Puente's model was created on the assumption that any student, regardless of past performance, has the potential to succeed academically if provided with the right tools and learning environment. Therefore, Puente serves students from the full range of demonstrated ability levels. Puente’s model combines an academically challenging curriculum with a cross-functional support network of specially trained teachers and counselors, parents, families and members of the local community. Puente is co-sponsored by the University of California and the California Community Colleges, with additional funding provided by the college.
- Puente’s training and support services have been studied and replicated nationally and internationally.
- In 1998 the program was one of 10 selected from a pool of more than 1,400 organizations nationwide to receive the national Innovations in American Government Award, sponsored by the Ford Foundation, the Council for Excellence in Government and the John F. Kennedy School of Government at Harvard University.

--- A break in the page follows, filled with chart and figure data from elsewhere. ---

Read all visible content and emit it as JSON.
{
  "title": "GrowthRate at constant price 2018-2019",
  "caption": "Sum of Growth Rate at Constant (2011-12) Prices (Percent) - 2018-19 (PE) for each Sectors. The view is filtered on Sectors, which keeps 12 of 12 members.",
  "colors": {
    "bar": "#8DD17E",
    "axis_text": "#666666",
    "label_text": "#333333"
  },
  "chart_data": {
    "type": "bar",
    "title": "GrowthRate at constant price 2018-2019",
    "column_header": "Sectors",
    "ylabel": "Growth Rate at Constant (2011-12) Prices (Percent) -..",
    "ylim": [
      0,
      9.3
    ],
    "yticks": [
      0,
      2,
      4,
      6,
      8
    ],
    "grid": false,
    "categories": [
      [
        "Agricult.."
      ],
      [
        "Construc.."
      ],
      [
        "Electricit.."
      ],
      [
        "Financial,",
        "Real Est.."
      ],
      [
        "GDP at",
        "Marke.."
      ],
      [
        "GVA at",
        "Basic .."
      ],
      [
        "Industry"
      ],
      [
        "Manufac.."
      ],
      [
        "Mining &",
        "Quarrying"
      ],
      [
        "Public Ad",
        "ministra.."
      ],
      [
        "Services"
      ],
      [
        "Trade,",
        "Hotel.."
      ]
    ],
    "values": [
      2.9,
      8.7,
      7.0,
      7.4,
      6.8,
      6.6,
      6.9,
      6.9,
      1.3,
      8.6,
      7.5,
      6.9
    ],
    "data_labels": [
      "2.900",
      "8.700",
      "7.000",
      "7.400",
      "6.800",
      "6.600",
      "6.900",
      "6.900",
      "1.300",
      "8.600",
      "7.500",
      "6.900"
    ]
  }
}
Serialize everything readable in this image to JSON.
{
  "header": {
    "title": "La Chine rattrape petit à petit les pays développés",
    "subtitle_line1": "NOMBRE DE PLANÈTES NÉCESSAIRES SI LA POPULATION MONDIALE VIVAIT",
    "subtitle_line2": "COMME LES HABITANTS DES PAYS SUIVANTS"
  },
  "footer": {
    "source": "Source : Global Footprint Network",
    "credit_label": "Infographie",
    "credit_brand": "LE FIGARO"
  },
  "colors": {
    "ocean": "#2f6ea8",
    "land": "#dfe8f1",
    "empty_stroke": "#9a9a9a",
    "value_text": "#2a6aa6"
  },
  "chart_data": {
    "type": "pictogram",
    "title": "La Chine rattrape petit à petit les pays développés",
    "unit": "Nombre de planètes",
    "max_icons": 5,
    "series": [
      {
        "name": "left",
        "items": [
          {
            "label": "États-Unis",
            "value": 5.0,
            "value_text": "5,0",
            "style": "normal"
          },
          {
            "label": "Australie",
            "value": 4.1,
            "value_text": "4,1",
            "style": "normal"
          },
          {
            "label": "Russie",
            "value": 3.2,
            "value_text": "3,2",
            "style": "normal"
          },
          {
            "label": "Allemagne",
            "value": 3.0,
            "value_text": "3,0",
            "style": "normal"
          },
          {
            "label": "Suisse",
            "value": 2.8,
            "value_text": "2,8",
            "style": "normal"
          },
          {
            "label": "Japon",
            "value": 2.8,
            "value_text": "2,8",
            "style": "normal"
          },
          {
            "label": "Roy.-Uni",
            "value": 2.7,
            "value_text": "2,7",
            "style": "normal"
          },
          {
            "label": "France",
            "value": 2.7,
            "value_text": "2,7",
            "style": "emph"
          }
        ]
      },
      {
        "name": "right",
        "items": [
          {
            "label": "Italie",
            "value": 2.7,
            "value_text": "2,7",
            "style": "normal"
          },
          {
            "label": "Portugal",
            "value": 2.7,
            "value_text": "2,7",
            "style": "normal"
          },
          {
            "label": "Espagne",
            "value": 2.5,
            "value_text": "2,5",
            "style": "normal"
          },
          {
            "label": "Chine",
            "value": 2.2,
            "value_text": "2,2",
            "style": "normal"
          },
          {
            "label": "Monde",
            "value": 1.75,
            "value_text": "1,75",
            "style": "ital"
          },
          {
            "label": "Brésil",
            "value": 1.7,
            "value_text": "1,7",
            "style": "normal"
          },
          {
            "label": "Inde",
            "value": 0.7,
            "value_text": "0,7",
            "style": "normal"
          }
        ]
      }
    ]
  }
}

- Over 2,000 professionals donate more than 18,000 hours annually to Puente students.
- Community colleges with Puente programs transfer significantly more Latino students to the University of California than colleges without Puente.
- It is estimated that approximately 43,000 students have benefited directly from participating in the program.
Mt. San Jacinto College Puente History
The Puente Project was re-established at Mt. San Jacinto College in 2007 on the San Jacinto Campus by a collaborative team of highly dedicated faculty, mentors, and staff.